You know that moment when you set up an AI agent to handle something for you — book a reservation, grab tickets, reorder something — and then you realize it needs access to your actual payment credentials? Yeah. That pause is real. Because handing a bot your card number feels like leaving your wallet on a park bench and hoping for the best.

Stripe gets it. And at its annual conference this week, the company unveiled something that tries to fix exactly that.

Link is Stripe's new digital wallet, and it's built for the world we're actually living in now — one where autonomous AI agents are handling more and more of our daily tasks. It's available on the web, iOS, and Android, and on the surface it does a lot of what you'd expect from a modern wallet: connect your cards, bank accounts, crypto wallets, buy now/pay later services, store your billing and shipping info for faster checkout. That kind of thing.

But there are some genuinely useful extras. You can track your spending, see all your recurring subscriptions in one place, and even update the payment method those subscriptions have on file — without hunting through each service individually. There's also 90 days of purchase protection on eligible purchases from select merchants, which is a nice touch.

Still, none of that is the headline. The headline is what Link does with AI.

How AI Agents Actually Use the Wallet

Here's how it works. You connect your AI agent to Link through a standard OAuth flow — same kind of authentication you'd use to connect any app to another. Once that's done, when your agent wants to make a purchase on your behalf, it creates a spend request, gives you the context of what it's trying to buy, and then waits. You get a notification on mobile or web, review the transaction, and approve it. Only then does the payment credential get shared with the agent.

And here's the key part: the agent never sees your actual card number. Instead, it gets either a one-time-use virtual card through Link's programmatic access, or a Shared Payment Token (SPT) — which is backed by your cards and bank accounts but isn't the real thing. It's a layer of abstraction that keeps your actual credentials out of reach.

Stripe says it's also expanding controls down the road — things like setting spending limits per agent, or letting agents act without approval under certain conditions you define. So the autonomy can scale as your comfort level does.

The Infrastructure Behind It

Under the hood, Link is built on Stripe's new Issuing for Agents product. This lets users issue virtual cards specifically for agent use, with real-time authorization, spending controls, and full transaction visibility. It's the kind of thing that makes sense once you think about it — instead of one shared card for everything, each agent gets its own leash.
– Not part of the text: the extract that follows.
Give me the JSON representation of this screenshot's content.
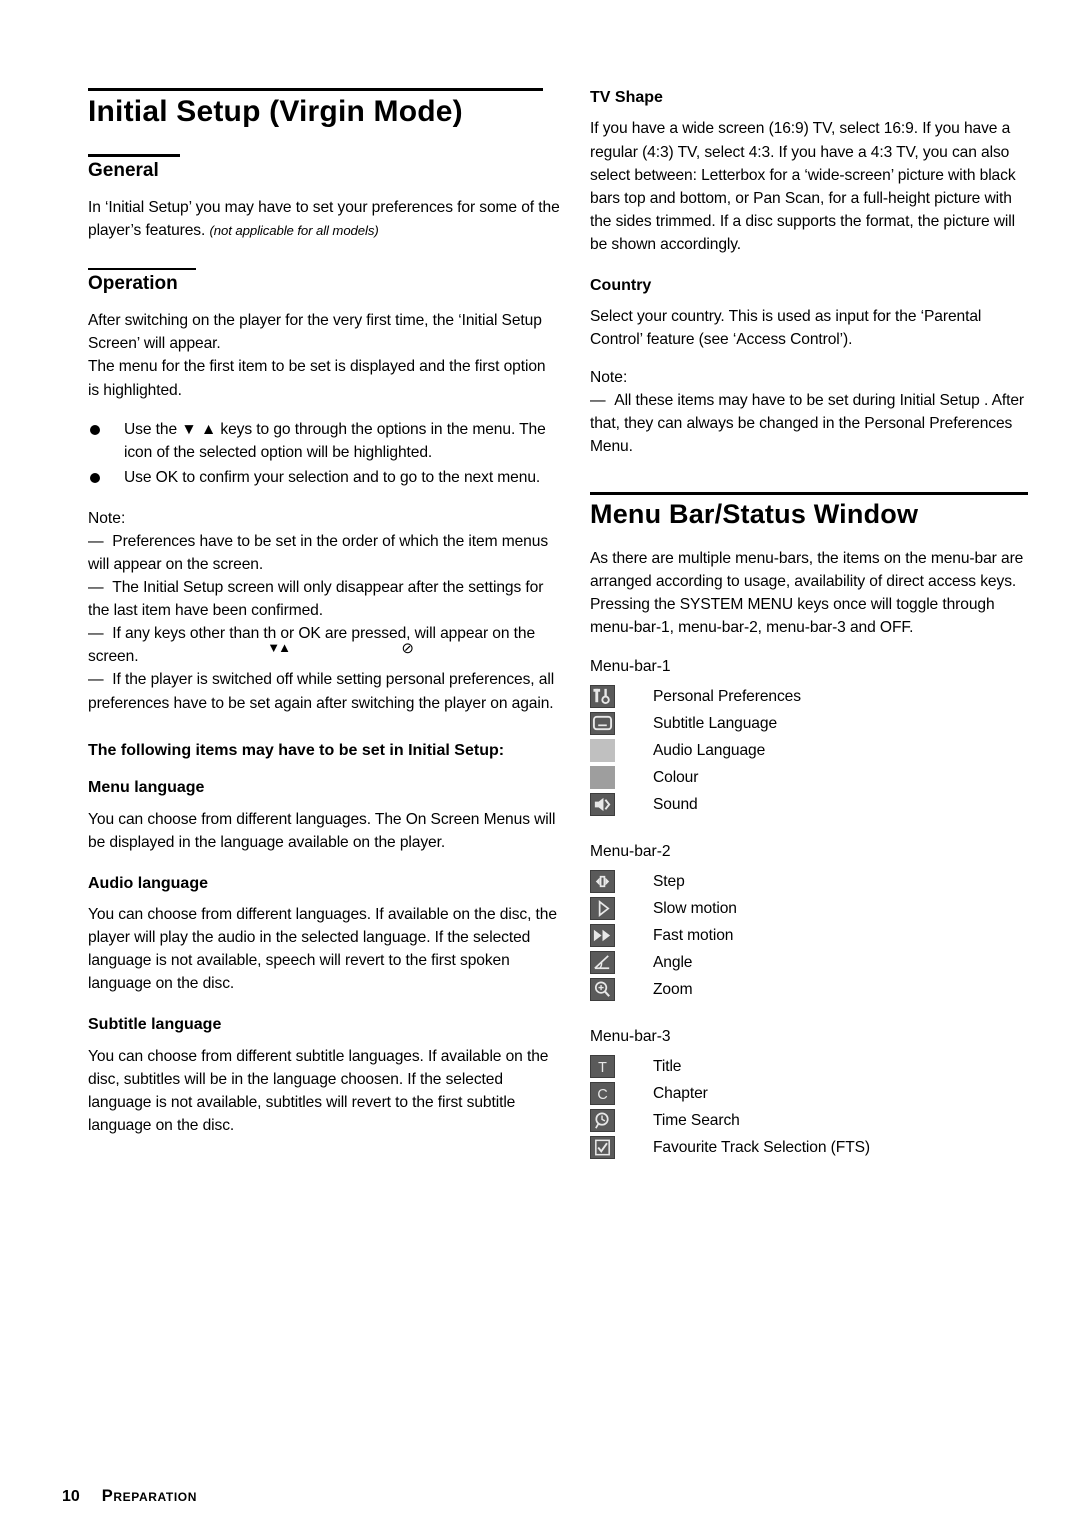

Right now, Link works with traditional payment methods. Support for agentic tokens, stablecoins, and other payment types is coming "soon," according to Stripe.

For developers and businesses building AI personal assistants or agent products, there's an obvious appeal here too: they can plug into Link's wallet infrastructure instead of building their own from scratch. That's a meaningful shortcut.

Why This Matters Right Now

The timing isn't arbitrary. Autonomous AI has exploded in popularity — to the point where, as a data point, Apple's base model Mac Mini (a popular platform for running always-on AI agents) recently sold out. People are genuinely running these things, and they're running into the same friction point: the agents need to spend money, but the infrastructure for letting them do that safely hasn't really existed.

Link is Stripe's answer to that gap. And given that it also supports agents from services like OpenClaw and others, the intent is clearly to become a standard layer in how agentic commerce works — not just a one-off feature.